Incident Report — Redis ECONNRESET affecting BullMQ and Lock Service

Question

**Project/Service:** Psych-PROD-BACK  
**Environment:** Production  
**Date:** 2026-03-19  
**Issue Type:** Intermittent Redis connectivity resets (`ECONNRESET`)

### **Summary**

We are experiencing intermittent Redis connection resets in production.  
After adding explicit Redis connection instrumentation in the backend, we confirmed the issue is primarily affecting the BullMQ Redis client, with secondary impact on our distributed lock Redis client.

### **Evidence (from application logs)**

Time window analyzed: around `2026-03-19T12:59:41Z` to `2026-03-19T13:00:31Z`

* `Error: read ECONNRESET`: **48**
* `queues.redis_client_error`: **13**
* `queues.redis_client_reconnecting`: **14**
* `queues.redis_client_connect`: **13**
* `queues.redis_client_ready`: **13**
* `queues.redis_client_close`: **13**
* `distributed_lock.redis_error`: **2**
* `distributed_lock.redis_reconnecting`: **2**

All occurrences in this sample were tied to replica:

* `941496eb-57cb-43df-88e9-b6536c78d28e`

### **Interpretation**

* The resets are not isolated to a single custom Redis usage; they affect BullMQ Redis clients directly.
* The pattern shows repeated short disconnections/reconnections (flapping).
* Since events are concentrated on one replica, there may be node/replica-level network instability or routing issue between app instance and Redis.

### **What we already did**

* Redeployed backend service.
* Added Redis connection observability for:  
   * Distributed lock client (`connect`, `ready`, `reconnecting`, `close`, `end`, `error`)  
   * BullMQ queue Redis clients (`connect`, `ready`, `reconnecting`, `close`, `end`, `error`)
* Confirmed app-side reconnection logic is active; errors persist intermittently.

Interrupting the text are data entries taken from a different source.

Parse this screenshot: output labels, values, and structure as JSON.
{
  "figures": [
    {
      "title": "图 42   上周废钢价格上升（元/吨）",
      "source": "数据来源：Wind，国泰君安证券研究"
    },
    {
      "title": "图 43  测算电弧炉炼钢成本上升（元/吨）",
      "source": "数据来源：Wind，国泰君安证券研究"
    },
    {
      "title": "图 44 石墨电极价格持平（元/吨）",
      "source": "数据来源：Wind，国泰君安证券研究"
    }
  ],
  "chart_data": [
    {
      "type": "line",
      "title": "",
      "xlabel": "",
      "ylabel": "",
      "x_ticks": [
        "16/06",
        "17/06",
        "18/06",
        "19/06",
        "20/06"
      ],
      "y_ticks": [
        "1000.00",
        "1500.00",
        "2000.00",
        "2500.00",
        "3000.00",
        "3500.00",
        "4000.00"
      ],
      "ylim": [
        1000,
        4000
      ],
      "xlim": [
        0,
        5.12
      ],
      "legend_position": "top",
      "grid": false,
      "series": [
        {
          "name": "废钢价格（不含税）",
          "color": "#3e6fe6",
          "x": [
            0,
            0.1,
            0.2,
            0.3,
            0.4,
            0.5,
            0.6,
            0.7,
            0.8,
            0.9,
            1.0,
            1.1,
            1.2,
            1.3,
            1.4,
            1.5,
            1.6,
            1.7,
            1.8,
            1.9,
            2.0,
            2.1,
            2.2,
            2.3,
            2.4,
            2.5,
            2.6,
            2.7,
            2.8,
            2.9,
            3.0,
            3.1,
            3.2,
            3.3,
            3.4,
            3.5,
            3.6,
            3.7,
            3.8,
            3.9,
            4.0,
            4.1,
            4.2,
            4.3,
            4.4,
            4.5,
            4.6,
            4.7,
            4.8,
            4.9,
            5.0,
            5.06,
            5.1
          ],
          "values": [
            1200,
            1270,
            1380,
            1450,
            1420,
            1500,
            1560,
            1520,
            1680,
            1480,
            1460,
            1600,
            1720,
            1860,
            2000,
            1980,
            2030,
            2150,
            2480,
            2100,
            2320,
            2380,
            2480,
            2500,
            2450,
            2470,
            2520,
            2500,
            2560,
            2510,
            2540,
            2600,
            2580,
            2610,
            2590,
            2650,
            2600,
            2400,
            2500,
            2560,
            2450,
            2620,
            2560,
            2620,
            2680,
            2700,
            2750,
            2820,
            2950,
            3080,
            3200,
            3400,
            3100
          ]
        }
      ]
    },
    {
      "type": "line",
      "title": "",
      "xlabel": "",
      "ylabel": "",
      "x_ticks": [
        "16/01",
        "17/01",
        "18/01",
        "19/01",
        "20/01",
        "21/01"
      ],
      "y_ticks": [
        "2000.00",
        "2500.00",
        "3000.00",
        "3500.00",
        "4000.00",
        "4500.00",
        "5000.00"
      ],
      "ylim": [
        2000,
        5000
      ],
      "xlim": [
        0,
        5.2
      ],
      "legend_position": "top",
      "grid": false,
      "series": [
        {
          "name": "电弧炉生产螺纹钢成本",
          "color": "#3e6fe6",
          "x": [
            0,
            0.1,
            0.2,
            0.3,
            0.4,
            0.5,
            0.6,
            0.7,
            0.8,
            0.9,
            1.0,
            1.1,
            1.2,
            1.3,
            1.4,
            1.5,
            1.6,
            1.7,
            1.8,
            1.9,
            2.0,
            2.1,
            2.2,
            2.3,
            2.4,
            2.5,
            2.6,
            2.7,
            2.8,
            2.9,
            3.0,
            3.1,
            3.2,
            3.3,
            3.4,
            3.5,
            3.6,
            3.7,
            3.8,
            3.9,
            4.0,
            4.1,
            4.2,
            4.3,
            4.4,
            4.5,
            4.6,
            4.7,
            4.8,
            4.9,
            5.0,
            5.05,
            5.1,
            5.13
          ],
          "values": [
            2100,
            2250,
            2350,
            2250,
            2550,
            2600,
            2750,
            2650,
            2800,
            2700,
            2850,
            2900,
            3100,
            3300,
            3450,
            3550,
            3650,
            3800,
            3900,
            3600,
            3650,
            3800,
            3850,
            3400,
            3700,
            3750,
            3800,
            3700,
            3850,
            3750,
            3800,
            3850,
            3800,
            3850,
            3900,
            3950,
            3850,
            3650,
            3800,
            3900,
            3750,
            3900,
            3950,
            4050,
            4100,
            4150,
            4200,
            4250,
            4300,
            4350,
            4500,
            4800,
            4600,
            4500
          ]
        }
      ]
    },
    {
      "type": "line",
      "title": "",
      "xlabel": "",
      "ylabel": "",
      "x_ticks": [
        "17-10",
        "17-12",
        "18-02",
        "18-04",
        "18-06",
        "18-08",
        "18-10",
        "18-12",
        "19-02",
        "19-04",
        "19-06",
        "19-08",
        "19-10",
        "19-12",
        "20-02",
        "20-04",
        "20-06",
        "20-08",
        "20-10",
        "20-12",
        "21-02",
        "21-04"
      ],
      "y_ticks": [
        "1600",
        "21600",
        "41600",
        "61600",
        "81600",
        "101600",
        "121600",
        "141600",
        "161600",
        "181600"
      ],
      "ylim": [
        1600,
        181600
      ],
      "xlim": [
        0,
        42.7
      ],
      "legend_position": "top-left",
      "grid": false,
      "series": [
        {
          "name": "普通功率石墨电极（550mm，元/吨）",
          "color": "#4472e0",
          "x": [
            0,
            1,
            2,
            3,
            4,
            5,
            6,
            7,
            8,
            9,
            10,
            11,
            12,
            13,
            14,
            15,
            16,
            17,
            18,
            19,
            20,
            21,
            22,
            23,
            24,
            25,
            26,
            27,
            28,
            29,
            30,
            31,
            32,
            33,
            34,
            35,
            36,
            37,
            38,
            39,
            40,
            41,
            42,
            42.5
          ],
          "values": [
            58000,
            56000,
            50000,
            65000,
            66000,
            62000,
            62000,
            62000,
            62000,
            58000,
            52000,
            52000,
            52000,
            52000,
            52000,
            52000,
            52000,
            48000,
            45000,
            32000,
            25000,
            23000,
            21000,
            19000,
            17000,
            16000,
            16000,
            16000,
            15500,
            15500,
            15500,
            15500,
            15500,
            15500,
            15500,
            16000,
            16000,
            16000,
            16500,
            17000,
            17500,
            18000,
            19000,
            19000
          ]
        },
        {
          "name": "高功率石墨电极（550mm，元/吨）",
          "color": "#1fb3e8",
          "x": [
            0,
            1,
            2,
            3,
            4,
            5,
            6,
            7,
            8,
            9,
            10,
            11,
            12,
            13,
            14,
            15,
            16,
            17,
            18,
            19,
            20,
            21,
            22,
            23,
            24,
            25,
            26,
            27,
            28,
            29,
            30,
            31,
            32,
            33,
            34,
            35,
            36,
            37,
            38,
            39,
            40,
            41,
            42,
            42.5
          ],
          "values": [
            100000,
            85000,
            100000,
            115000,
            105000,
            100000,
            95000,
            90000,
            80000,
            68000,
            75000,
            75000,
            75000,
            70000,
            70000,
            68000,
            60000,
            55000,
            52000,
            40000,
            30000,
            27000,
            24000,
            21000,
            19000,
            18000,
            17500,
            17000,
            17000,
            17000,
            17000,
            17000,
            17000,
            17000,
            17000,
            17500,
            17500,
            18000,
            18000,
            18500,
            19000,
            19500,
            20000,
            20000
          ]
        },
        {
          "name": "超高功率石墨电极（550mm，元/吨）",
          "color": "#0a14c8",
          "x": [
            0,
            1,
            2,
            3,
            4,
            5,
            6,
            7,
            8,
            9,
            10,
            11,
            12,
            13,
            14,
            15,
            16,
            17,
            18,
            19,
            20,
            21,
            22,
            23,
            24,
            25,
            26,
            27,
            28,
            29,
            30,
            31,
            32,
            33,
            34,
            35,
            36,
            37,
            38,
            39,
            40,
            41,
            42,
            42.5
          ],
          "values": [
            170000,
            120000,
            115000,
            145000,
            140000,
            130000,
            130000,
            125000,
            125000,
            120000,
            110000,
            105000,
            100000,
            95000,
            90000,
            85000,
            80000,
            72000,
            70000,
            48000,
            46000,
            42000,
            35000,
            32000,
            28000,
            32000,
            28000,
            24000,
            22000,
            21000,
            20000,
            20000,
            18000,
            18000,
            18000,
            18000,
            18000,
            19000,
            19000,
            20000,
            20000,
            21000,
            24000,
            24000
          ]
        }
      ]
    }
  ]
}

### **Request for investigation**

Please investigate infrastructure/network path stability between this service replica and Redis, including:

1. Any network incidents around:  
   * `2026-03-19T12:59:41Z`  
   * `2026-03-19T13:00:07Z`
2. Replica/node-level anomalies for:  
   * `941496eb-57cb-43df-88e9-b6536c78d28e`
3. Redis-side resets, failover events, or connection interruptions.
4. Potential cross-zone/region routing instability for this service.

### **Additional context**

* We can provide raw exported logs file: `logs.1773925270454.json`
* We also observed prior similar incidents in earlier windows on the same day.